On the eve of the lockdown, I went to Maman Aishetu's buka to pick up the packs of water I had delivered the day before to return them to the factory. The restaurant was the busiest I had seen.

I called out to Kamalu, recognizing his frame from amongst the masked men in the compound, "What is going on?"

"Maman A is turning her buka to a house o," he said, lugging one of the tables to a corner in the compound where others were piled.

I found Maman Aishetu vigorously sweeping the anteroom.

"What is going on?" I asked, hoping to get a clearer explanation than the one Kamalu had given me.

She straightened. "Aunty Yellow, lockdown is starting tomorrow."

I told her that I wanted to pick up the bottles of water I had supplied yesterday, seeing as she won't not be needing them.

"No o. I need them," she said, propping the broom against the wall and dusting her hands. "I'm turning my buka to a house."

"A house for whom?" I said incredulously.

"For the people under the bridge.
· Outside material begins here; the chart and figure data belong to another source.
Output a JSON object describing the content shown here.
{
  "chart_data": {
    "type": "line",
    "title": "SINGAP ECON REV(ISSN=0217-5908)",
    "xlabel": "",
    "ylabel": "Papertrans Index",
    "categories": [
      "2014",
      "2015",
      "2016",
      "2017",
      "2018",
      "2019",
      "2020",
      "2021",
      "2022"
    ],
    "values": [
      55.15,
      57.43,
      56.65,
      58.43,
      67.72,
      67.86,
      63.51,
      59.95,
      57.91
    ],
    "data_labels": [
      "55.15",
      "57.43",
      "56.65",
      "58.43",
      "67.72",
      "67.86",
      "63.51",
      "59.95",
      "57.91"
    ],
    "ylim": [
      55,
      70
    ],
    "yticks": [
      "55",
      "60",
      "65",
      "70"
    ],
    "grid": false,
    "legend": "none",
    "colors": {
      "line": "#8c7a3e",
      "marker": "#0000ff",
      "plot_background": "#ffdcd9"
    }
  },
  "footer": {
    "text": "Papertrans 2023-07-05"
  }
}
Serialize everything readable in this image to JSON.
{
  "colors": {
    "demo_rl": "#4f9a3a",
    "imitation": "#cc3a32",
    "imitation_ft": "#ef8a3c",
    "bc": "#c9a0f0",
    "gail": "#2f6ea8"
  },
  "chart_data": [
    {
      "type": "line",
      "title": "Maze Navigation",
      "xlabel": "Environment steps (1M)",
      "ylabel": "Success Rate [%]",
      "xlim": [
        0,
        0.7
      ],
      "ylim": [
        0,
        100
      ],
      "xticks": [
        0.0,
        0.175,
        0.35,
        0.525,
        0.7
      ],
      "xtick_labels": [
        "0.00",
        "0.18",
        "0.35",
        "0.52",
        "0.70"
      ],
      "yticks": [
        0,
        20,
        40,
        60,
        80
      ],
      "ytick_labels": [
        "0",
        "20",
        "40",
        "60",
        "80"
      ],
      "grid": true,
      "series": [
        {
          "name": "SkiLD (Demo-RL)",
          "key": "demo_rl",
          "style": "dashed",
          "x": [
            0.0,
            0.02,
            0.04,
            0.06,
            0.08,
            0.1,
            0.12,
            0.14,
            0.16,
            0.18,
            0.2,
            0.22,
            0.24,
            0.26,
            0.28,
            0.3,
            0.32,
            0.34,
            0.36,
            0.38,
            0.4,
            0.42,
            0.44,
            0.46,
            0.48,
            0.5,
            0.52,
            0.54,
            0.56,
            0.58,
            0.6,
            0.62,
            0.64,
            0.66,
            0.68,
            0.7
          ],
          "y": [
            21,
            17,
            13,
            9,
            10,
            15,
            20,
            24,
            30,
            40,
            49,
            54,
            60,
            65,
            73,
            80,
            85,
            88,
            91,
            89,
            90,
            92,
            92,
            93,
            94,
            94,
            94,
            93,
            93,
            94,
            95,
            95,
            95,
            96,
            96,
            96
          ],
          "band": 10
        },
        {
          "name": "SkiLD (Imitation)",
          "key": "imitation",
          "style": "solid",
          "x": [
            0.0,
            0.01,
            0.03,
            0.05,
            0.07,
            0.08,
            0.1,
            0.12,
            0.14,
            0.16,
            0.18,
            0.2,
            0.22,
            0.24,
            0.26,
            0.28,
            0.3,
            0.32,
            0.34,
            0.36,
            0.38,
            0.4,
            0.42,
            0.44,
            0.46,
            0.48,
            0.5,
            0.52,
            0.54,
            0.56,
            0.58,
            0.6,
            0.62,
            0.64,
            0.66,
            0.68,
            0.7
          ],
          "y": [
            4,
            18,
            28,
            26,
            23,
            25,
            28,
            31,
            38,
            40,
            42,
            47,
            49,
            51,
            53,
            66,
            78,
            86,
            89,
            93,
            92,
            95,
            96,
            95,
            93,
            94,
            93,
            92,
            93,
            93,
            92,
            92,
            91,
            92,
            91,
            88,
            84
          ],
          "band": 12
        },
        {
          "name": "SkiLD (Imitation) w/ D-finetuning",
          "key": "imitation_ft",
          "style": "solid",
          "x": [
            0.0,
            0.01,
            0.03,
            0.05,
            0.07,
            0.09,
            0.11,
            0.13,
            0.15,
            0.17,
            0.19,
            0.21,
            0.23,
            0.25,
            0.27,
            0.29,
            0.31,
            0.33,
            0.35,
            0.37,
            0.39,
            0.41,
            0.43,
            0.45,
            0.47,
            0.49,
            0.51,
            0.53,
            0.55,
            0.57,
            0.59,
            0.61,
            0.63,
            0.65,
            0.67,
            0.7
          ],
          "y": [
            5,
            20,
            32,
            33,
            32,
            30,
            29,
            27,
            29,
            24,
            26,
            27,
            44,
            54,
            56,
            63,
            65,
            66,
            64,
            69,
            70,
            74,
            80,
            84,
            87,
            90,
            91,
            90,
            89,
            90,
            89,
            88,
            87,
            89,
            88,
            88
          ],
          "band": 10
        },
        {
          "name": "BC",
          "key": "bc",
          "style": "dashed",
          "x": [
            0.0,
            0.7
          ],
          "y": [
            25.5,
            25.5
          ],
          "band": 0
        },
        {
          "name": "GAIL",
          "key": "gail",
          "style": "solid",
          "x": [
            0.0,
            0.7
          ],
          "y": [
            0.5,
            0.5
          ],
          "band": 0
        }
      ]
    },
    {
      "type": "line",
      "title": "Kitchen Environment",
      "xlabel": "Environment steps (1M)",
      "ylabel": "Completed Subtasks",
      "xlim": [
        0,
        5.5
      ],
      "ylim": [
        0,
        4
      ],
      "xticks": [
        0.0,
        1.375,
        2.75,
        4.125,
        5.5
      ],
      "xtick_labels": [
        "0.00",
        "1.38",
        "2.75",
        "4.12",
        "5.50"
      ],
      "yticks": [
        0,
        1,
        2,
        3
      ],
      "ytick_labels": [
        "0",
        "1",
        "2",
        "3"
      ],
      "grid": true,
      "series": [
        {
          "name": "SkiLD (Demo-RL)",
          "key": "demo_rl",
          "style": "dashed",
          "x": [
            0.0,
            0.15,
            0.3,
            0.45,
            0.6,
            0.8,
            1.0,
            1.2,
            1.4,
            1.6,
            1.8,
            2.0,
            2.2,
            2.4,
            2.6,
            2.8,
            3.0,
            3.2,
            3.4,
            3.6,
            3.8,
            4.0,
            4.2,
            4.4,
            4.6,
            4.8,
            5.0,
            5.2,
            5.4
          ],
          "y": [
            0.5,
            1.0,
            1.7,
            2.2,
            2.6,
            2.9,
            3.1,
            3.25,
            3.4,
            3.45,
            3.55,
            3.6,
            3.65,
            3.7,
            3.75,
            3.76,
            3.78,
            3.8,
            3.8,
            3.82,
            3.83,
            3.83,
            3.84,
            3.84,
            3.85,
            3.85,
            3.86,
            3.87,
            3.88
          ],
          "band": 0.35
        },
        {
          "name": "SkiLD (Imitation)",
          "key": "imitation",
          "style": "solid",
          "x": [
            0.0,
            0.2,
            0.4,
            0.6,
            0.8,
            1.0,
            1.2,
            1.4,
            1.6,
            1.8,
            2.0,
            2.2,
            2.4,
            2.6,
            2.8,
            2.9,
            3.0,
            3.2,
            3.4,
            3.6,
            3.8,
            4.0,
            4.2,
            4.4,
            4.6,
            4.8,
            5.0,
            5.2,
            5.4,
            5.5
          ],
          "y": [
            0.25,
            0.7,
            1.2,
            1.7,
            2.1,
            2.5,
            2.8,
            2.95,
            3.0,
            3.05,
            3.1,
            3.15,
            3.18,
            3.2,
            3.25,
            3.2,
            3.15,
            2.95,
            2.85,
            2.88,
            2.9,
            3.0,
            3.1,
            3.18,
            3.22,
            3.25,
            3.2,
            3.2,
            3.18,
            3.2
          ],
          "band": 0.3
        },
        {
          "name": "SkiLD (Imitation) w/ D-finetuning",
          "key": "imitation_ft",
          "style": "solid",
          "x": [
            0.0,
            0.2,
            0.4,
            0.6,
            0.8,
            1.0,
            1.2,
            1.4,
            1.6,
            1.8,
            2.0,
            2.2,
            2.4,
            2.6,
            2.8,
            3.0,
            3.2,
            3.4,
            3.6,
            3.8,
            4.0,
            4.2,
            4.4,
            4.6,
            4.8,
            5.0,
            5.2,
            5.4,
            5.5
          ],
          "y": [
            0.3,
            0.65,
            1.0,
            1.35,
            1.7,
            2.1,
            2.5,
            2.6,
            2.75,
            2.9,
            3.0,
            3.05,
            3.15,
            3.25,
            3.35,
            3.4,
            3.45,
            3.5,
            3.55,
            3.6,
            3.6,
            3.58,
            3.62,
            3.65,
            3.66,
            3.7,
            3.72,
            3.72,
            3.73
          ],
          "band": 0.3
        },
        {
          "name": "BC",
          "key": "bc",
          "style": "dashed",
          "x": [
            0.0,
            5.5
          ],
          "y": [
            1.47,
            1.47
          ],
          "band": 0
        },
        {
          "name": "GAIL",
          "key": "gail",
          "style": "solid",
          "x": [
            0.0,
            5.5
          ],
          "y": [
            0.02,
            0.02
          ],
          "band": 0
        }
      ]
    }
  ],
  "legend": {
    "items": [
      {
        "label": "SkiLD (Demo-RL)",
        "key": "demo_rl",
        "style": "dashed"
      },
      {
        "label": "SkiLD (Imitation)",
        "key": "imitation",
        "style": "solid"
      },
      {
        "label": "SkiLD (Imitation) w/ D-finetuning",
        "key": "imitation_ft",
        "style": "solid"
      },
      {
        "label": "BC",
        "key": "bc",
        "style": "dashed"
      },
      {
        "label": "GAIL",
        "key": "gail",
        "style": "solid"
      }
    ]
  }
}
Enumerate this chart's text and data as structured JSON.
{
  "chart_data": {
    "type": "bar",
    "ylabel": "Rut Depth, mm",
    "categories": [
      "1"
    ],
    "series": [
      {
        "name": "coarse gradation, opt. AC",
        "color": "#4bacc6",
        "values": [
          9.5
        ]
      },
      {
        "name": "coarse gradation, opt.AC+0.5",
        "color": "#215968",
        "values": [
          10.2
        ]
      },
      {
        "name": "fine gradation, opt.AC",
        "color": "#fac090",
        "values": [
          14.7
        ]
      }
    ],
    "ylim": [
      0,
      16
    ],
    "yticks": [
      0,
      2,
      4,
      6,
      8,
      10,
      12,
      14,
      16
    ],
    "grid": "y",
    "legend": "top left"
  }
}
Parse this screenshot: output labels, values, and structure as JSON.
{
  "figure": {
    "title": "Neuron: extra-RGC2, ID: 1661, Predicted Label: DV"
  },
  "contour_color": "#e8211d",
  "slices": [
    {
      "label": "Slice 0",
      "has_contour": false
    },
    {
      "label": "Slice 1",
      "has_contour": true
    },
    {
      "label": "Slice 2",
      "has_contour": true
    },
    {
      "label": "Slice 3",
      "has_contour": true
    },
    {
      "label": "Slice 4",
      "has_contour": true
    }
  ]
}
Starting from today, they will be staying here until lockdown ends."

And that night and every day during the lockdown, the repurposed buka sheltered homeless people. And when anyone commended her charity,

Maman Aishetu simply responded with a shrug, "God put us in this world to help each other."

Months later, lockdown eased and life returned to normal, but on the table at the entrance of Maman Aishetu's buka, tiny bottles of hand wash, sanitisers and face masks sat pretty… free for all.